---
jupyter:
  jupytext:
    notebook_metadata_filter: all,-language_info
    split_at_heading: true
    text_representation:
      extension: .Rmd
      format_name: rmarkdown
      format_version: '1.2'
      jupytext_version: 1.10.0
  kernelspec:
    display_name: Python 3
    language: python
    name: python3
---

# Inference on slopes

In [finding lines](finding_lines), we found the line the did the best job of
predicting one vector of values from another vector of values.
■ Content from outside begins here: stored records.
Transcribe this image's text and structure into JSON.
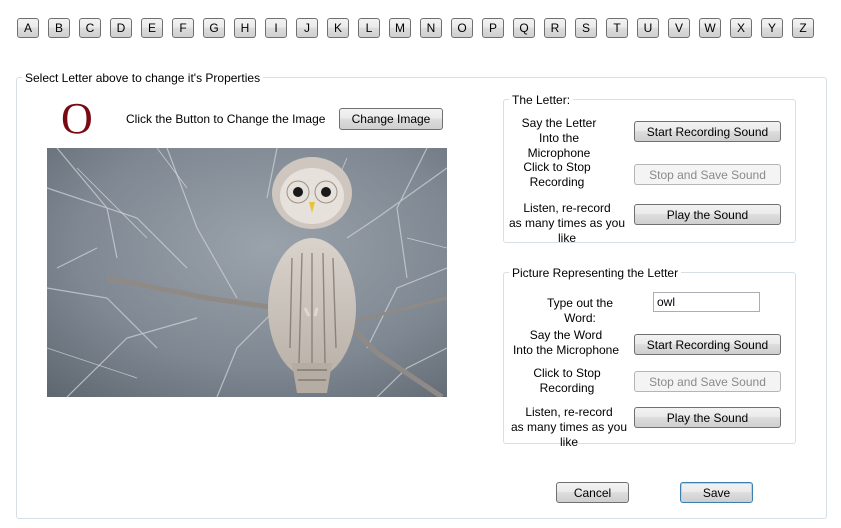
{
  "letters": [
    "A",
    "B",
    "C",
    "D",
    "E",
    "F",
    "G",
    "H",
    "I",
    "J",
    "K",
    "L",
    "M",
    "N",
    "O",
    "P",
    "Q",
    "R",
    "S",
    "T",
    "U",
    "V",
    "W",
    "X",
    "Y",
    "Z"
  ],
  "properties_group": {
    "title": "Select Letter above to change it's Properties",
    "selected_letter": "O",
    "change_image_hint": "Click the Button to Change the Image",
    "change_image_label": "Change Image"
  },
  "letter_group": {
    "title": "The Letter:",
    "say_label_line1": "Say the Letter",
    "say_label_line2": "Into the Microphone",
    "start_recording_label": "Start Recording Sound",
    "stop_label_line1": "Click to Stop",
    "stop_label_line2": "Recording",
    "stop_save_label": "Stop and Save Sound",
    "listen_line1": "Listen, re-record",
    "listen_line2": "as many times as you like",
    "play_label": "Play the Sound"
  },
  "picture_group": {
    "title": "Picture Representing the Letter",
    "type_word_label": "Type out the Word:",
    "word_value": "owl",
    "say_label_line1": "Say the Word",
    "say_label_line2": "Into the Microphone",
    "start_recording_label": "Start Recording Sound",
    "stop_label_line1": "Click to Stop",
    "stop_label_line2": "Recording",
    "stop_save_label": "Stop and Save Sound",
    "listen_line1": "Listen, re-record",
    "listen_line2": "as many times as you like",
    "play_label": "Play the Sound"
  },
  "footer": {
    "cancel_label": "Cancel",
    "save_label": "Save"
  }
}
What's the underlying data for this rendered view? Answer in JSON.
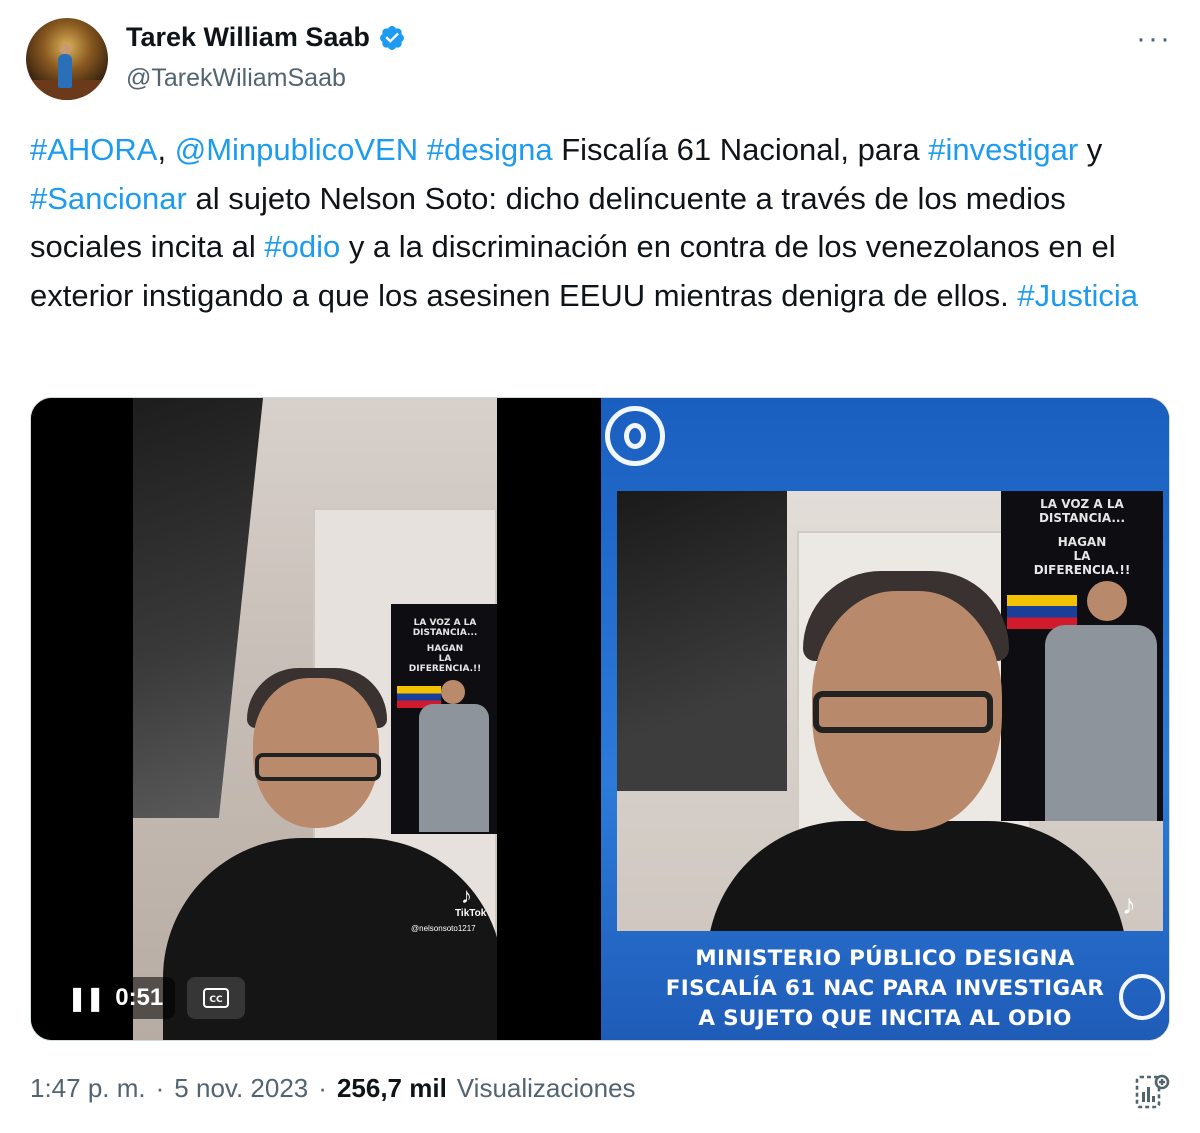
{
  "author": {
    "name": "Tarek William Saab",
    "handle": "@TarekWiliamSaab",
    "verified": true
  },
  "more_label": "···",
  "tweet": {
    "segments": [
      {
        "text": "#AHORA",
        "type": "hashtag"
      },
      {
        "text": ", ",
        "type": "text"
      },
      {
        "text": "@MinpublicoVEN",
        "type": "mention"
      },
      {
        "text": " ",
        "type": "text"
      },
      {
        "text": "#designa",
        "type": "hashtag"
      },
      {
        "text": " Fiscalía 61 Nacional, para ",
        "type": "text"
      },
      {
        "text": "#investigar",
        "type": "hashtag"
      },
      {
        "text": " y ",
        "type": "text"
      },
      {
        "text": "#Sancionar",
        "type": "hashtag"
      },
      {
        "text": " al sujeto Nelson Soto: dicho delincuente a través de los medios sociales incita al ",
        "type": "text"
      },
      {
        "text": "#odio",
        "type": "hashtag"
      },
      {
        "text": " y a la discriminación en contra de los venezolanos en el exterior instigando a que los asesinen EEUU mientras denigra de ellos.  ",
        "type": "text"
      },
      {
        "text": "#Justicia",
        "type": "hashtag"
      }
    ]
  },
  "video": {
    "time": "0:51",
    "pause_icon": "pause-icon",
    "cc_icon": "captions-icon",
    "tiktok_label": "TikTok",
    "tiktok_user": "@nelsonsoto1217"
  },
  "poster": {
    "line1": "LA VOZ A LA",
    "line2": "DISTANCIA...",
    "line3": "HAGAN",
    "line4": "LA",
    "line5": "DIFERENCIA.!!"
  },
  "image_caption": {
    "line1": "MINISTERIO PÚBLICO DESIGNA",
    "line2": "FISCALÍA 61 NAC PARA INVESTIGAR",
    "line3": "A SUJETO QUE INCITA AL ODIO"
  },
  "meta": {
    "time": "1:47 p. m.",
    "sep1": "·",
    "date": "5 nov. 2023",
    "sep2": "·",
    "views_count": "256,7 mil",
    "views_label": "Visualizaciones"
  },
  "colors": {
    "link": "#1d9bf0",
    "verified": "#1d9bf0",
    "secondary_text": "#536471",
    "caption_bg": "#2c7bd9"
  }
}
Our line was a slope and an intercept.  We used it to predict the Overall
Quality scores (`quality`) for courses, from the Easiness scores (`easiness`).

We chose the line to minimize the average prediction errors, and the sum of
squared prediction errors.

Now we may have another question.  Can we believe the slope?   Put more
formally, is it possible that there is in fact no underlying positive or
negative slope relating  Easiness and Quality, and the slope that we found
arose because of *sampling error*.  That is, there was some random fluctuation
in the data, from course to course, and just by chance, the random fluctuation
resulted in the slope we observe.

This is a very similar problem to the problem of comparing means between two
groups.  Like that problem, we can get at our question using a permutation
test.

```{python}
import numpy as np
import matplotlib.pyplot as plt
# %matplotlib inline
# Make plots look a little bit more fancy
plt.style.use('fivethirtyeight')
# Print to 4 decimal places, show tiny values as 0
np.set_printoptions(precision=4, suppress=True)
import pandas as pd
```

If you are running on your laptop, you will need to download the
{download}`rate_my_course.csv file <../data/rate_my_course.csv>`.

We read the data and get the columns:

```{python}
# Read the data file
ratings = pd.read_csv('rate_my_course.csv')
# Convert Easiness and Overall Quality measures to arrays.
easiness = np.array(ratings['Easiness'])
quality = np.array(ratings['Overall Quality'])
```

The [using minimize](using_minimize) page has the function we want to minimize:

```{python}
def ss_any_line(c_s, x_values, y_values):
    c, s = c_s
    predicted = c + x_values * s
    error = y_values - predicted
    return np.sum(error ** 2)
```

Find the best intercept and slope:

```{python}
from scipy.optimize import minimize
observed_result = minimize(ss_any_line, [2.25, 0.47], args=(easiness, quality))
observed_slope = observed_result.x[1]
observed_slope
```

This is what we see, in the data we have.


What would we see, if we took another random sample of Easiness and Quality values?  We can't easily do this.  Is there a way we can estimate what this would look like?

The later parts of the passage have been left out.